L’Etat attaque
La crise sanitaire aux Jardins d’Apolline est le dossier prioritaire de la rentrée du ministre d’État et de son gouvernement. Hier, Serge Telle a détaillé la procédure judiciaire qui vient de s’ouvrir
L’Etat monégasque a assigné en référé le groupement d’entreprises et l’architecte, pour récupérer un jour les dizaines de millions d’euros que vont coûter les travaux, le relogement des sinistrés, les indemnités versées...
C’était LE sujet de l’été. Ce sera LE sujet de l’automne. Les Jardins d’Apolline. Cette crise sanitaire qui touche près de 10 % des Monégasques, nécessitant le relogement de 800 personnes pendant que de très importants travaux seront menés dans les quatre blocs de la résidence domaniale rongée par les infiltrations. Hier après-midi, en évoquant devant la presse monégasque les dossiers chauds de la rentrée du gouvernement princier, Serge Telle a fait de celui-ci l’une de ses priorités.
Des dizaines de millions d’euros
Le ministre d’État a commencé par marteler que tout serait fait « le mieux possible pour les personnes concernées ». « L’État ne prendra aucune mesure d’économie pour gérer la crise Apolline », a-t-il assuré. Et peu importe si, au final, entre les travaux, le relogement des sinistrés, les pertes de loyers, les frais de déménagement et autres indemnités versées, il en coûtera «plusieurs dizaines de millions d’euros », comme l’estime à la louche le chef du gouvernement princier. Car l’État compte bien récupérer cet argent à un moment donné. C’est le sens de la procédure judiciaire qui a été entamée dans le courant de l’été. Le 21 juillet, l’État monégasque a assigné en référé l’ensemble des parties susceptibles d’être impliquées dans les malfaçons que subissent les occupants des 237 appartements domaniaux des Jardins d’Apolline. En l’occurrence, le groupement d’entreprises, l’architecte et la compagnie d’assurance en charge de la garantie décennale.
« Une catastrophe »
Une première audience a eu lieu le 2 août et l’ordonnance de référé a été prise par le juge le 9 août.

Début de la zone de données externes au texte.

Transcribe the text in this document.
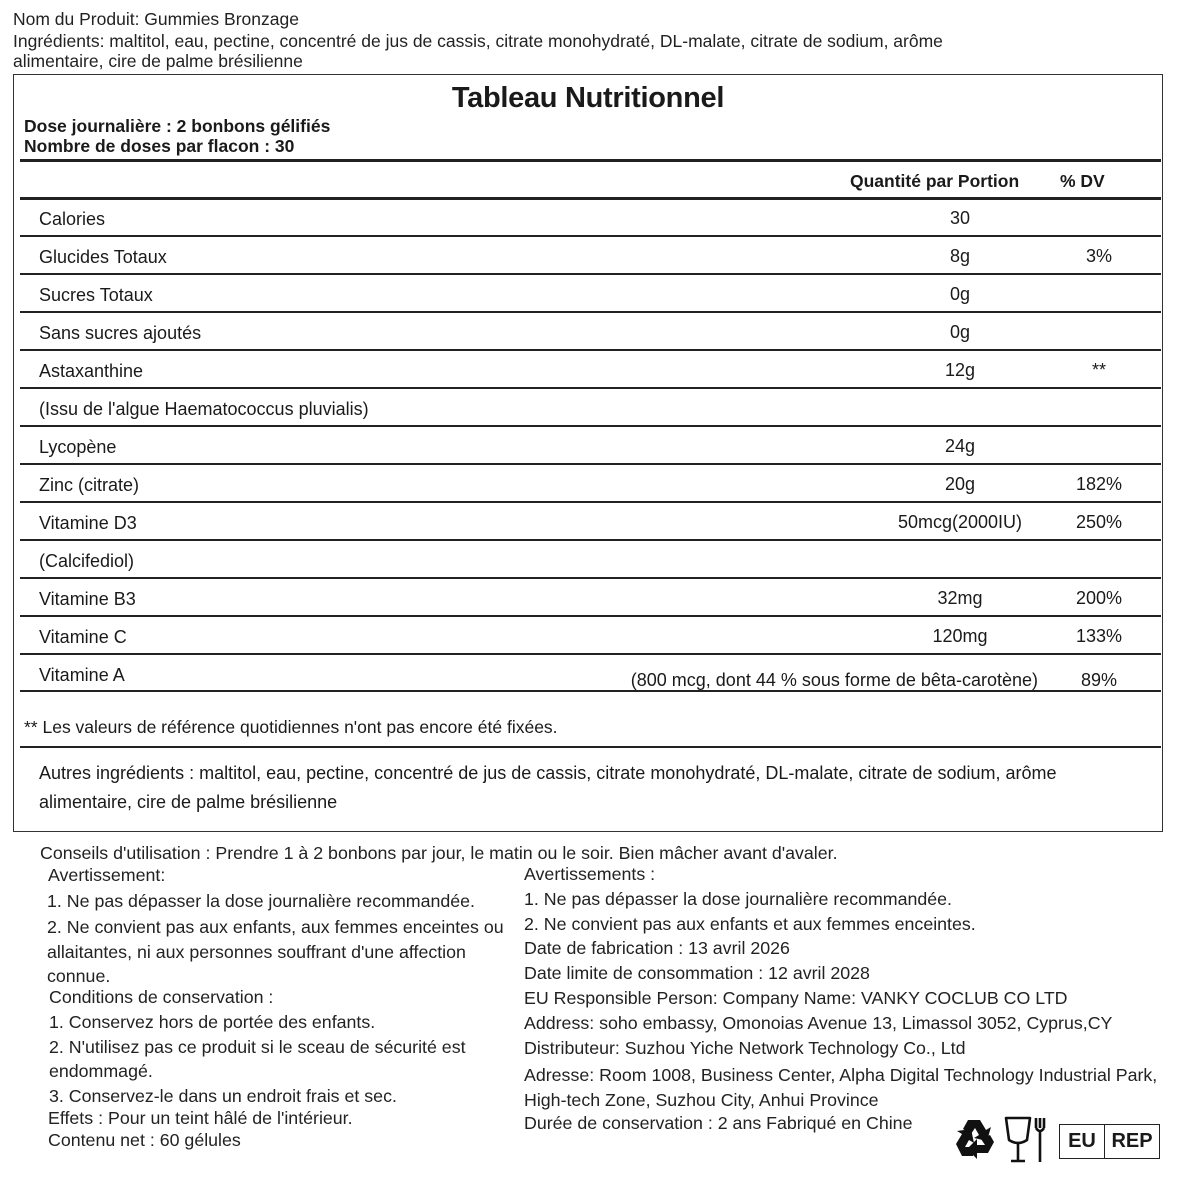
Nom du Produit: Gummies Bronzage
Ingrédients: maltitol, eau, pectine, concentré de jus de cassis, citrate monohydraté, DL-malate, citrate de sodium, arôme
alimentaire, cire de palme brésilienne
Tableau Nutritionnel
Dose journalière : 2 bonbons gélifiés
Nombre de doses par flacon : 30
Quantité par Portion % DV
Calories	30
Glucides Totaux	8g	3%
Sucres Totaux	0g
Sans sucres ajoutés	0g
Astaxanthine	12g	**
(Issu de l'algue Haematococcus pluvialis)
Lycopène	24g
Zinc (citrate)	20g	182%
Vitamine D3	50mcg(2000IU)	250%
(Calcifediol)
Vitamine B3	32mg	200%
Vitamine C	120mg	133%
Vitamine A	(800 mcg, dont 44 % sous forme de bêta-carotène) 89%
** Les valeurs de référence quotidiennes n'ont pas encore été fixées.
Autres ingrédients : maltitol, eau, pectine, concentré de jus de cassis, citrate monohydraté, DL-malate, citrate de sodium, arôme alimentaire, cire de palme brésilienne
Conseils d'utilisation : Prendre 1 à 2 bonbons par jour, le matin ou le soir. Bien mâcher avant d'avaler.
Avertissement:
1. Ne pas dépasser la dose journalière recommandée.
2. Ne convient pas aux enfants, aux femmes enceintes ou allaitantes, ni aux personnes souffrant d'une affection connue.
Conditions de conservation :
1. Conservez hors de portée des enfants.
2. N'utilisez pas ce produit si le sceau de sécurité est endommagé.
3. Conservez-le dans un endroit frais et sec.
Effets : Pour un teint hâlé de l'intérieur.
Contenu net : 60 gélules
Avertissements :
1. Ne pas dépasser la dose journalière recommandée.
2. Ne convient pas aux enfants et aux femmes enceintes.
Date de fabrication : 13 avril 2026
Date limite de consommation : 12 avril 2028
EU Responsible Person: Company Name: VANKY COCLUB CO LTD
Address: soho embassy, Omonoias Avenue 13, Limassol 3052, Cyprus,CY
Distributeur: Suzhou Yiche Network Technology Co., Ltd
Adresse: Room 1008, Business Center, Alpha Digital Technology Industrial Park, High-tech Zone, Suzhou City, Anhui Province
Durée de conservation : 2 ans Fabriqué en Chine
EU REP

Et vendredi dernier, une première réunion s’est tenue entre l’expert désigné par le juge des référés et l’ensemble des parties. Un certain Pierre Lemaire, expert au Conseil national des compagnies d’expertises de justice, basé en région parisienne. « L’entrée dans la phase judiciaire a été assez rapide et s’est déroulée en parallèle, explique Serge Telle. En plus de venir en aide aux occupants, il fallait s’assurer que les intérêts de l’État seraient protégés. » On parle en effet de dizaines de millions d’euros… L’expert judiciaire, qui a commencé son travail le 1er septembre, a maintenant six mois pour rendre sa copie. Il devra constater l’ensemble des désordres de l’opération, déterminer « les causes de cet incroyable sinistre, cette catastrophe», formule le ministre d’État, « la façon d’y remédier », définir les responsabilités, chiffrer le coût des travaux à réaliser et «le préjudice subi par l’État», qu’il soit financier ou moral. Son rapport est attendu pour le mois de février 2018. C’est à ce moment-là que l’État pourra engager les recours pour obtenir réparation du préjudice subi. Cela prendra sans doute des années. Peu importe. « La priorité est de donner satisfaction aux personnes qui ont subi ce préjudice, répète Serge Telle. L’État a les moyens et le temps de gérer cette crise, quel qu’en soit le montant. »
« Élément de preuve »
L’expertise judiciaire va donc durer six mois. Des mesures ont toutefois été prises pour que les travaux ne soient en aucun cas bloqués par le travail de l’expert. Pas une mince affaire: «Il était inenvisageable d’attendre six mois de plus, d’autant que les problèmes s’aggravent. Pendant les travaux, chaque pièce remplacée est mise de côté et doit être conservée comme élément de preuve », souligne le chef du gouvernement.
« Mobilisés à plein-temps »
Serge Telle, devant la presse, a aussi tenu à démontrer que le gouvernement princier et les services de l’État étaient totalement impliqués dans ce dossier. «Des gens sont mobilisés à plein-temps. Des dizaines de personnes travaillent sur ce dossier. Et tous les vendredis, une cellule de crise se réunit. Il en sera ainsi jusqu’à la fin des travaux. » Hier soir, après avoir quitté sa résidence et traversé la rue pour rejoindre le Conseil national, afin d’entamer les discussions sur le budget rectificatif, le ministre d’État n’a pas manqué de glisser que, là aussi, « les discussions seront certainement dominées par Apolline ».